Beliau sering disapa dengan nama Sibawaih (سيبويه), yang berasal dari bahasa Persia dan berarti “bau apel”. Ada yang mengatakan, julukan ini diberikan karena aroma tubuhnya yang harum. Ada pula yang menyebut itu sebagai panggilan sayang dari ibunya. Ada pula yang mengatakan karena kedua pipinya merah merona seperti dua buah apel.
![]() |
Imam Sibawaih Menyendiri Menulis Kitab |
Sibawaih dilahirkan di kota Baydha, wilayah Fars (Iran sekarang) sekitar pertengahan abad ke-2 Hijriah (sekitar tahun 140 H). Meski berasal dari luar Jazirah Arab, kemampuannya dalam memahami, menganalisis, dan menyusun sistem bahasa Arab melampaui banyak penutur aslinya.
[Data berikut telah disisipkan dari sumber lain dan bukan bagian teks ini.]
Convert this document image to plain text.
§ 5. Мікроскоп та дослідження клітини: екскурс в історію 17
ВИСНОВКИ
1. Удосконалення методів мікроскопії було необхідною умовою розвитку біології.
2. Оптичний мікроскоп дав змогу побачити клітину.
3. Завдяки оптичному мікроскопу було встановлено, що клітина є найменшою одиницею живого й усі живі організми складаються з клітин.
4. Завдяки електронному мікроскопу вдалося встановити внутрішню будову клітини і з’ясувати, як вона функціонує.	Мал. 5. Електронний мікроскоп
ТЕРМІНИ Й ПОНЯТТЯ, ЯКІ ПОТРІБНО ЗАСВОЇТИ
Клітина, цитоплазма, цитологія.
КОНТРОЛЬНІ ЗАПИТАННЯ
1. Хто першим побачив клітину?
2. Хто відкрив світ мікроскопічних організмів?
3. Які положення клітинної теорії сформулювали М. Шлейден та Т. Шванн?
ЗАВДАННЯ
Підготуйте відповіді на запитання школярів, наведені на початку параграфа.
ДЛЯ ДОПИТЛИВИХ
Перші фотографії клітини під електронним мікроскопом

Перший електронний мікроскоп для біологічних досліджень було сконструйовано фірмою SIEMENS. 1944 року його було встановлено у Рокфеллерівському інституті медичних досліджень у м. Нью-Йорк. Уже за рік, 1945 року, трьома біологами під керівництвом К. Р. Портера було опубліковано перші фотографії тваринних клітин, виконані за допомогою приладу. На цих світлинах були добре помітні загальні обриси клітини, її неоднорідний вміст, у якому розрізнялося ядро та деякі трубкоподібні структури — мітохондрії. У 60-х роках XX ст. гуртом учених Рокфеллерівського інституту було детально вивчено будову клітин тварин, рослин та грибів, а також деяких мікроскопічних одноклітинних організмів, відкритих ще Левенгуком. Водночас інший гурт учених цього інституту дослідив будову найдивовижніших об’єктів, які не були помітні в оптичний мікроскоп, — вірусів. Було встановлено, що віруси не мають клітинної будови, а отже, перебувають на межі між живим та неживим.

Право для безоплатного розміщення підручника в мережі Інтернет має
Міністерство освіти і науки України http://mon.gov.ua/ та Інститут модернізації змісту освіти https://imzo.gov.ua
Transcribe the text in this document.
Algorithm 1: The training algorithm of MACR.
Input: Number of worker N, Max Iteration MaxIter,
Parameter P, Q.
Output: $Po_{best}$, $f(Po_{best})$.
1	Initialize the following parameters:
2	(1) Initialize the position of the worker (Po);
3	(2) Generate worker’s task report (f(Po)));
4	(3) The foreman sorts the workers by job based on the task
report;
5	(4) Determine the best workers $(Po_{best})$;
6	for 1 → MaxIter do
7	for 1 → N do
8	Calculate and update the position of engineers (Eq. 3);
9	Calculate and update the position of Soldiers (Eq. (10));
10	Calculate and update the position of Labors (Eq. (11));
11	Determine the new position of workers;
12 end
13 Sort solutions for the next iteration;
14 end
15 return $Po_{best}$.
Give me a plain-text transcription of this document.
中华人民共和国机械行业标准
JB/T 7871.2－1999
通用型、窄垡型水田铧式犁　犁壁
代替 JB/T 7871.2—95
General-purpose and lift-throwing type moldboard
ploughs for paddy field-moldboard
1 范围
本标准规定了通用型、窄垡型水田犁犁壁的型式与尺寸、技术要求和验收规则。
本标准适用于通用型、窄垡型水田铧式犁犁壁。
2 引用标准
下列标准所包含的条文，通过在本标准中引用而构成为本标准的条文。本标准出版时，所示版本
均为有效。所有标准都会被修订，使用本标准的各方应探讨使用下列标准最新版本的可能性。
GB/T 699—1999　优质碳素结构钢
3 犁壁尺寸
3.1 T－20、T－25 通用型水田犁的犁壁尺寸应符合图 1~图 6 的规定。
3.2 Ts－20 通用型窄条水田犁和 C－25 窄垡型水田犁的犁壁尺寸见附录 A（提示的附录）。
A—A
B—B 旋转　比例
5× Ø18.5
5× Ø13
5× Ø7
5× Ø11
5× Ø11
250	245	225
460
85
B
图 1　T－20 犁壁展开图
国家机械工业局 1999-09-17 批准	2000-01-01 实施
Ahmad bin Mu‘awiyah al-‘Ulami meriwayatkan bahwa saat Sibawaih disebutkan di hadapan ayahnya, sang ayah berkata: “Aku pernah melihat ‘Amr bin ‘Utsman (Sibawaih) saat masih muda. Ia dikenal pada zamannya sebagai perawi paling kuat pendapat gurunya, al-Khalil bin Ahmad. Aku pernah mendengarnya berdiskusi dalam ilmu nahwu, meski lisannya agak gagap. Namun, tulisannya jauh lebih fasih daripada ucapannya.”
Baca Juga: Sibawaih
Titik Balik: Dari Hadis ke Nahwu
Sibawaih awalnya datang ke Bashrah untuk menuntut ilmu hadis dan menghadiri majelis Hammad bin Salamah. Dalam salah satu majelis, ia mendengar hadis Nabi ﷺ:
ليس من أصحابي إلا من لو شئت لأخذت عليه، ليس أبا الدرداء
Sibawaih mengoreksi lafaz tersebut secara gramatikal: "ليس أبو الدرداء" (laysa abu al-darda'). Namun, Hammad menegurnya bahwa "ليس" dalam konteks itu adalah huruf istitsna' (pengecualian), bukan kalimat nafi biasa.
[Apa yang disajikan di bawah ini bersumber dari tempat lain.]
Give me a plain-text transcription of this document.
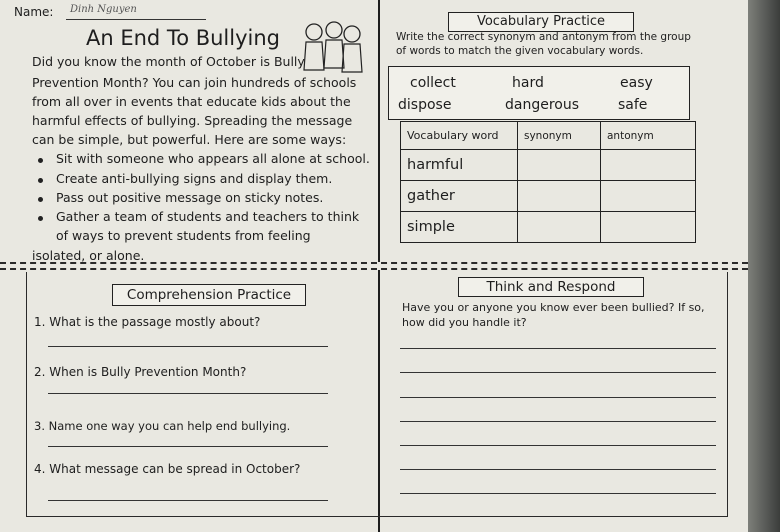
Name: Dinh Nguyen
An End To Bullying
Did you know the month of October is Bully
Prevention Month? You can join hundreds of schools
from all over in events that educate kids about the
harmful effects of bullying. Spreading the message
can be simple, but powerful. Here are some ways:
Sit with someone who appears all alone at school.
Create anti-bullying signs and display them.
Pass out positive message on sticky notes.
Gather a team of students and teachers to think
of ways to prevent students from feeling
isolated, or alone.
Vocabulary Practice
Write the correct synonym and antonym from the group
of words to match the given vocabulary words.
collect	hard	easy
dispose	dangerous	safe
Vocabulary word	synonym	antonym
harmful		
gather		
simple		
Comprehension Practice
1. What is the passage mostly about?
2. When is Bully Prevention Month?
3. Name one way you can help end bullying.
4. What message can be spread in October?
Think and Respond
Have you or anyone you know ever been bullied? If so,
how did you handle it?
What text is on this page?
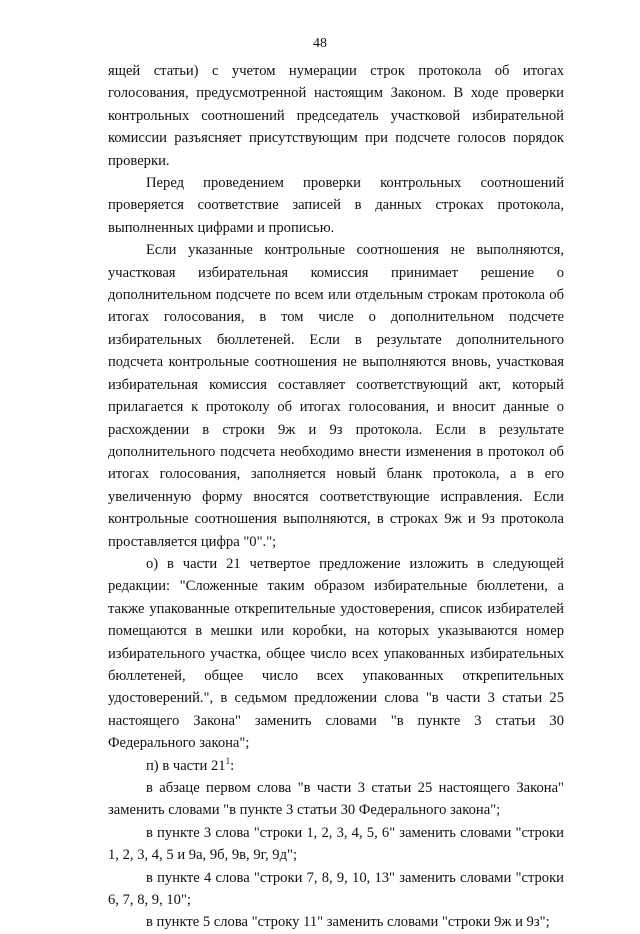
48

ящей статьи) с учетом нумерации строк протокола об итогах голосования, предусмотренной настоящим Законом. В ходе проверки контрольных соотношений председатель участковой избирательной комиссии разъясняет присутствующим при подсчете голосов порядок проверки.

Перед проведением проверки контрольных соотношений проверяется соответствие записей в данных строках протокола, выполненных цифрами и прописью.

Если указанные контрольные соотношения не выполняются, участковая избирательная комиссия принимает решение о дополнительном подсчете по всем или отдельным строкам протокола об итогах голосования, в том числе о дополнительном подсчете избирательных бюллетеней. Если в результате дополнительного подсчета контрольные соотношения не выполняются вновь, участковая избирательная комиссия составляет соответствующий акт, который прилагается к протоколу об итогах голосования, и вносит данные о расхождении в строки 9ж и 9з протокола. Если в результате дополнительного подсчета необходимо внести изменения в протокол об итогах голосования, заполняется новый бланк протокола, а в его увеличенную форму вносятся соответствующие исправления. Если контрольные соотношения выполняются, в строках 9ж и 9з протокола проставляется цифра "0".";

о) в части 21 четвертое предложение изложить в следующей редакции: "Сложенные таким образом избирательные бюллетени, а также упакованные открепительные удостоверения, список избирателей помещаются в мешки или коробки, на которых указываются номер избирательного участка, общее число всех упакованных избирательных бюллетеней, общее число всех упакованных открепительных удостоверений.", в седьмом предложении слова "в части 3 статьи 25 настоящего Закона" заменить словами "в пункте 3 статьи 30 Федерального закона";

п) в части $21^1$:

в абзаце первом слова "в части 3 статьи 25 настоящего Закона" заменить словами "в пункте 3 статьи 30 Федерального закона";

в пункте 3 слова "строки 1, 2, 3, 4, 5, 6" заменить словами "строки 1, 2, 3, 4, 5 и 9а, 9б, 9в, 9г, 9д";

в пункте 4 слова "строки 7, 8, 9, 10, 13" заменить словами "строки 6, 7, 8, 9, 10";

в пункте 5 слова "строку 11" заменить словами "строки 9ж и 9з";
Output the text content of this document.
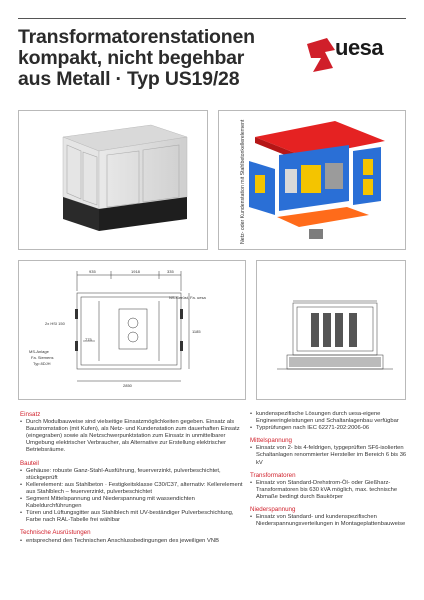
Transformatorenstationen
kompakt, nicht begehbar
aus Metall · Typ US19/28
uesa
Netz- oder Kundenstation mit Stahlbetonkellerelement
935	1918	335
NS-Gerüst, Fa. uesa
2x HSI 150
MS-Anlage
Fa. Siemens
Typ 8DJH
775
1185
2850
Einsatz
• Durch Modulbauweise sind vielseitige Einsatzmöglichkeiten gegeben. Einsatz als Baustromstation (mit Kufen), als Netz- und Kundenstation zum dauerhaften Einsatz (eingegraben) sowie als Netzschwerpunktstation zum Einsatz in unmittelbarer Umgebung elektrischer Verbraucher, als Alternative zur Erstellung elektrischer Betriebsräume.
Bauteil
• Gehäuse: robuste Ganz-Stahl-Ausführung, feuerverzinkt, pulverbeschichtet, stückgeprüft
• Kellerelement: aus Stahlbeton · Festigkeitsklasse C30/C37, alternativ: Kellerelement aus Stahlblech – feuerverzinkt, pulverbeschichtet
• Segment Mittelspannung und Niederspannung mit wassendichten Kabeldurchführungen
• Türen und Lüftungsgitter aus Stahlblech mit UV-beständiger Pulverbeschichtung, Farbe nach RAL-Tabelle frei wählbar
Technische Ausrüstungen
• entsprechend den Technischen Anschlussbedingungen des jeweiligen VNB
• kundenspezifische Lösungen durch uesa-eigene Engineeringleistungen und Schaltanlagenbau verfügbar
• Typprüfungen nach IEC 62271-202:2006-06
Mittelspannung
• Einsatz von 2- bis 4-feldrigen, typgeprüften SF6-isolierten Schaltanlagen renommierter Hersteller im Bereich 6 bis 36 kV
Transformatoren
• Einsatz von Standard-Drehstrom-Öl- oder Gießharz-Transformatoren bis 630 kVA möglich, max. technische Abmaße bedingt durch Baukörper
Niederspannung
• Einsatz von Standard- und kundenspezifischen Niederspannungsverteilungen in Montageplattenbauweise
Merasa tidak puas dan ingin mendalami ilmu yang tidak bisa dengan mudah disalahkan oleh siapa pun, Sibawaih pun beralih mempelajari ilmu nahwu kepada al-Khalil bin Ahmad. Di sanalah ia menemukan jalan ilmunya yang sesungguhnya dan menjadi salah satu murid terbaik al-Khalil.
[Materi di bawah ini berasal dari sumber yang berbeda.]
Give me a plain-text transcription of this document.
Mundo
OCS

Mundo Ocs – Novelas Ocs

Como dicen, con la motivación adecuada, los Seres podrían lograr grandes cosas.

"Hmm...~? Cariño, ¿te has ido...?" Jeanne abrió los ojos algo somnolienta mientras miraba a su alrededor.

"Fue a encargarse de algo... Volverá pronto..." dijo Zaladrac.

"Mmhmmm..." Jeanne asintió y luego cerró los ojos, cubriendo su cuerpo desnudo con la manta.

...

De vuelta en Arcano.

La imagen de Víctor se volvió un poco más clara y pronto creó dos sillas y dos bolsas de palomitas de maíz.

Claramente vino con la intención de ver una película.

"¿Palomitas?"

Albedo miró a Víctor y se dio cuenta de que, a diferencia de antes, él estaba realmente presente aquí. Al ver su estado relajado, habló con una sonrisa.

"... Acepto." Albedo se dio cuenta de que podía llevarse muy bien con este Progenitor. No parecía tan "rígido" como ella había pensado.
Ibn al-Naththah berkata: “Aku bersama al-Khalil bin Ahmad, lalu datanglah Sibawaih. Maka al-Khalil berkata: ‘Selamat datang tamu yang tak membosankan.’” Abu ‘Amr al-Makhzumi (yang sering bersama al-Khalil) berkata: “Aku tidak pernah mendengar al-Khalil mengucapkan kalimat itu kecuali kepada Sibawaih.”
Guru-Guru Besar
Sibawaih menimba ilmu dari para ulama besar bahasa Arab:
-
Al-Khalīl ibn Aḥmad al-Farāhīdī – Penemu ilmu ‘arudh dan penulis kamus Arab pertama.
-
Yūnus ibn Ḥabīb – Ahli bahasa dan penyair ternama.
-
Abū ‘Amr ibn al-‘Alā’ – Seorang qari’ dan linguist dari Basrah.
![]() |
Imam Sibawaih dan Gurunya al-Khalil dalam Majelis Ilmu |
Ia juga belajar kepada ‘Isa ibn ‘Umar dan Abū al-Khaṭṭāb al-Akhfasy, serta banyak belajar langsung dari orang Arab Badui (a‘rāb), yang ucapannya dianggap sebagai standar tertinggi bahasa Arab fushā.
Karya Agung: Al-Kitāb
Puncak karya ilmiahnya adalah kitab berjudul al-Kitāb — sebuah karya monumental yang menjadi rujukan utama dalam ilmu nahwu selama berabad-abad. Meskipun tidak mencantumkan nama penulis secara eksplisit, para ulama sepakat bahwa kitab ini adalah karya Sibawaih.
Dalam al-Fihrist, disebut:
وعمل كتابه الذي لم يسبقه إلى مثله أحد قبله ولم يلحق به بعده"Ia menulis kitabnya — yang tidak ada seorang pun sebelum atau sesudahnya yang menyamainya."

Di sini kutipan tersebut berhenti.